Dr Xiaokun Wang received her PhD degree in Biomedical Engineering from Peking University / Georgia Institute of Technology / Emory University joint PhD program in 2013, and she is currently a Research Associate at Johns Hopkins University. Her research focuses on biomaterial engineering and regenerative medicine, with the aim of developing scaffolds that provide better regenerative microenvironments for repairing various types of tissues. Such biomaterial scaffolds play a critical role in supporting (three dimensional) cell growth, as well as providing biological cues to direct cell differentiation and enhance regeneration. Not all tissue are made equal, while many tissues like bone and muscle have a high capacity for cellular regeneration, others like cartilage and cornea are far more difficult to self-renew after damage. In response to this, different strategies are needed to effectively repair various types of target tissue. With this aim, Dr Wang has developed different biomaterial approaches to promote tissue repair, including utilizing structural cues to enhance osseointegration, engineering biosynthetic collagen membranes to reconstruct traumatized corneas, and modulating immune response to stimulate tissue-self-repair.

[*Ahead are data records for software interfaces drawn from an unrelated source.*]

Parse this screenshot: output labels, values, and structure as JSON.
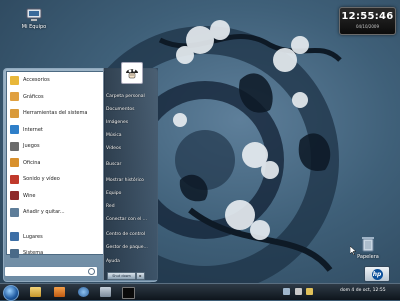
{
  "desktop": {
    "computer_icon_label": "Mi Equipo",
    "trash_icon_label": "Papelera",
    "clock": {
      "time": "12:55:46",
      "date": "04/10/2009"
    }
  },
  "start_menu": {
    "left_items": [
      {
        "label": "Accesorios",
        "icon": "folder-icon",
        "color": "#e8b73a"
      },
      {
        "label": "Gráficos",
        "icon": "graphics-icon",
        "color": "#e0a040"
      },
      {
        "label": "Herramientas del sistema",
        "icon": "tools-icon",
        "color": "#d99a3a"
      },
      {
        "label": "Internet",
        "icon": "globe-icon",
        "color": "#2f7fc9"
      },
      {
        "label": "Juegos",
        "icon": "games-icon",
        "color": "#6b6b6b"
      },
      {
        "label": "Oficina",
        "icon": "office-icon",
        "color": "#d8902d"
      },
      {
        "label": "Sonido y vídeo",
        "icon": "media-icon",
        "color": "#c0392b"
      },
      {
        "label": "Wine",
        "icon": "wine-icon",
        "color": "#8e2a2a"
      },
      {
        "label": "Añadir y quitar...",
        "icon": "package-icon",
        "color": "#5e7d99"
      },
      {
        "label": "Lugares",
        "icon": "places-icon",
        "color": "#3d6fa6"
      },
      {
        "label": "Sistema",
        "icon": "system-icon",
        "color": "#4a6a88"
      }
    ],
    "search_placeholder": "",
    "right_items": [
      "Carpeta personal",
      "Documentos",
      "Imágenes",
      "Música",
      "Vídeos",
      "Buscar",
      "Mostrar histórico",
      "Equipo",
      "Red",
      "Conectar con el ...",
      "Centro de control",
      "Gestor de paque...",
      "Ayuda"
    ],
    "shutdown_label": "Shut down",
    "shutdown_arrow": "▸"
  },
  "taskbar": {
    "tray_datetime": "dom  4 de oct, 12:55"
  }
}
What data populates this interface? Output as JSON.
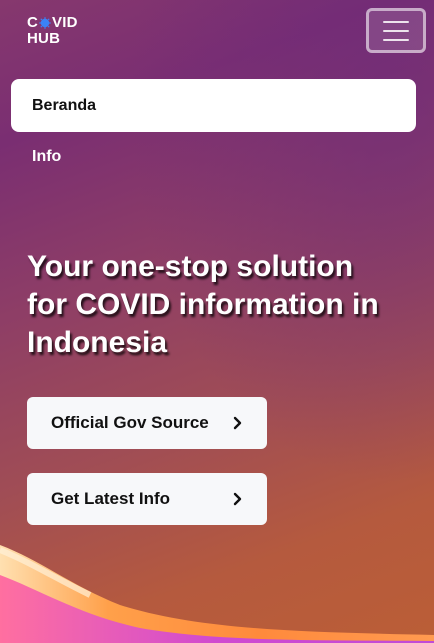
{
  "logo": {
    "line1_prefix": "C",
    "line1_suffix": "VID",
    "line2": "HUB",
    "icon": "virus-icon"
  },
  "header": {
    "menu_icon": "hamburger-icon"
  },
  "nav": {
    "items": [
      {
        "label": "Beranda",
        "active": true
      },
      {
        "label": "Info",
        "active": false
      }
    ]
  },
  "hero": {
    "title": "Your one-stop solution for COVID information in Indonesia"
  },
  "actions": [
    {
      "label": "Official Gov Source",
      "icon": "chevron-right-icon"
    },
    {
      "label": "Get Latest Info",
      "icon": "chevron-right-icon"
    }
  ],
  "colors": {
    "accent_blue": "#3b82f6",
    "button_bg": "#f7f8fa",
    "wave_orange": "#ff8a3c",
    "wave_magenta": "#c04bd8"
  }
}
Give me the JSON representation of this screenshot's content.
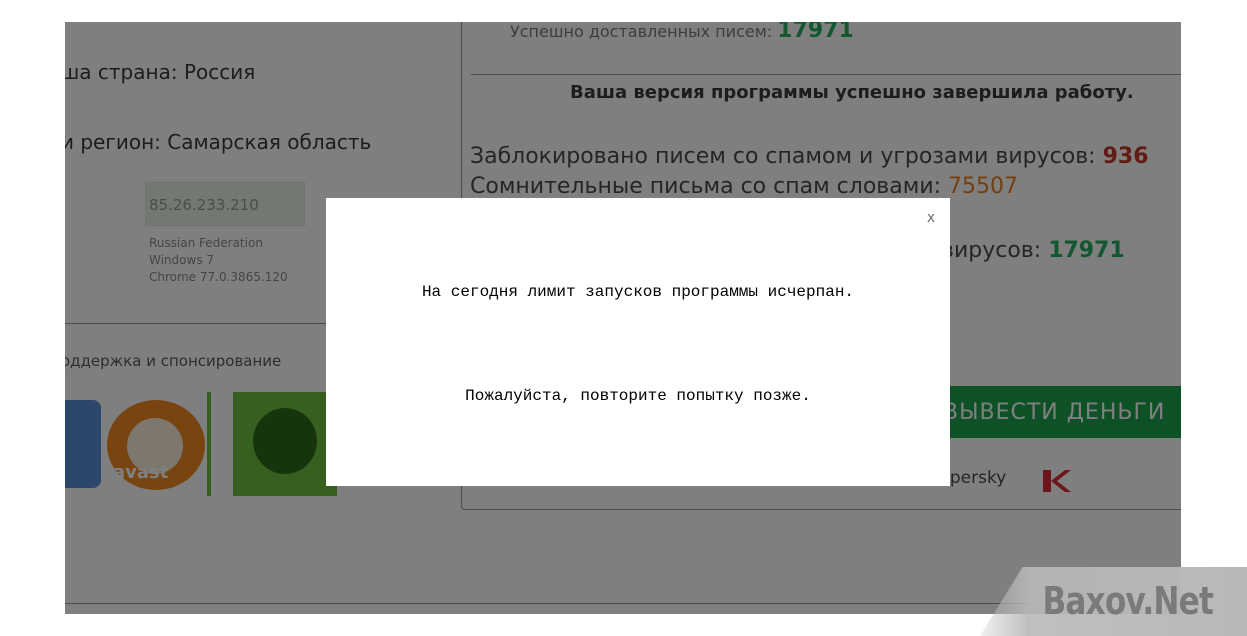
{
  "background_page": {
    "left": {
      "country_line": "ша страна:  Россия",
      "region_line": "и регион: Самарская область",
      "ip": "85.26.233.210",
      "system_info": [
        "Russian Federation",
        "Windows 7",
        "Chrome 77.0.3865.120"
      ],
      "support_label": "оддержка и спонсирование"
    },
    "right": {
      "delivered_label": "Успешно доставленных писем:",
      "delivered_value": "17971",
      "program_status": "Ваша версия программы успешно завершила работу.",
      "blocked_label": "Заблокировано писем со спамом и угрозами вирусов:",
      "blocked_value": "936",
      "suspicious_label": "Сомнительные письма со спам словами:",
      "suspicious_value": "75507",
      "viruses_label": "вирусов:",
      "viruses_value": "17971",
      "withdraw_button": "ВЫВЕСТИ ДЕНЬГИ",
      "kaspersky_label": "spersky"
    }
  },
  "modal": {
    "close_label": "x",
    "message_line1": "На сегодня лимит запусков программы исчерпан.",
    "message_line2": "Пожалуйста, повторите попытку позже."
  },
  "watermark": "Baxov.Net",
  "colors": {
    "overlay": "rgba(0,0,0,0.5)",
    "button_green": "#1fa34c",
    "value_green": "#27ae60",
    "value_red": "#c0392b",
    "value_orange": "#e67e22"
  }
}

Corneal Mimetic Materials, Mechanical Reinforcement and Wound Healing

The unique ulstrastruacture that gives corneal stroma superior transparency and mechanical strength is the specific collagen fibril size, interfibrillar spacing as well as the lamellar structure. Proteoglycans such as decorin and lumican contribute to the collagen size and spacing. In order to mimic the unique structure and to obtain a transparent, mechanically robust artificial cornea, we incorporated small functionalized oligosaccharides and their derivatives that bind to collagen molecules to regulate the fibril growth and spacing, to eventually obtain a lamellae structure very similar to corneal stroma. The final product has great suturability, optical transparency and biocompatibility. Pilot animal trials showed corneal epithelial cell migration and good material/host tissue integration. Besides corneal mimetics, we also developed glycosaminoglycan-based crosslinkers to form interpenetrating networks with corneal stroma to reinforce corneal mechanics, in order to reduce the complications of current UV-irradiation crosslinking systems for keratoconus patients. In the mean time, we have studied the anti-fibrosis effects of tissue-derived extracellular matrix materials during corneal wound healing. We discovered anti-inflammatory impact of the ECM materials from in vitro culture of various cell types. When administrated to injured corneas, the ECM treatment significantly reduced cornea haze formation at 1 month post-injury compared to non-treated control, indicating the pro-regenerative potential of these tissue-derived materials. In summary, different approaches have been taken including traditional biomaterial scaffold fabrication, bioactive molecules incorporation, and pro-regenerative immunomodulation to access ocular repair and regeneration.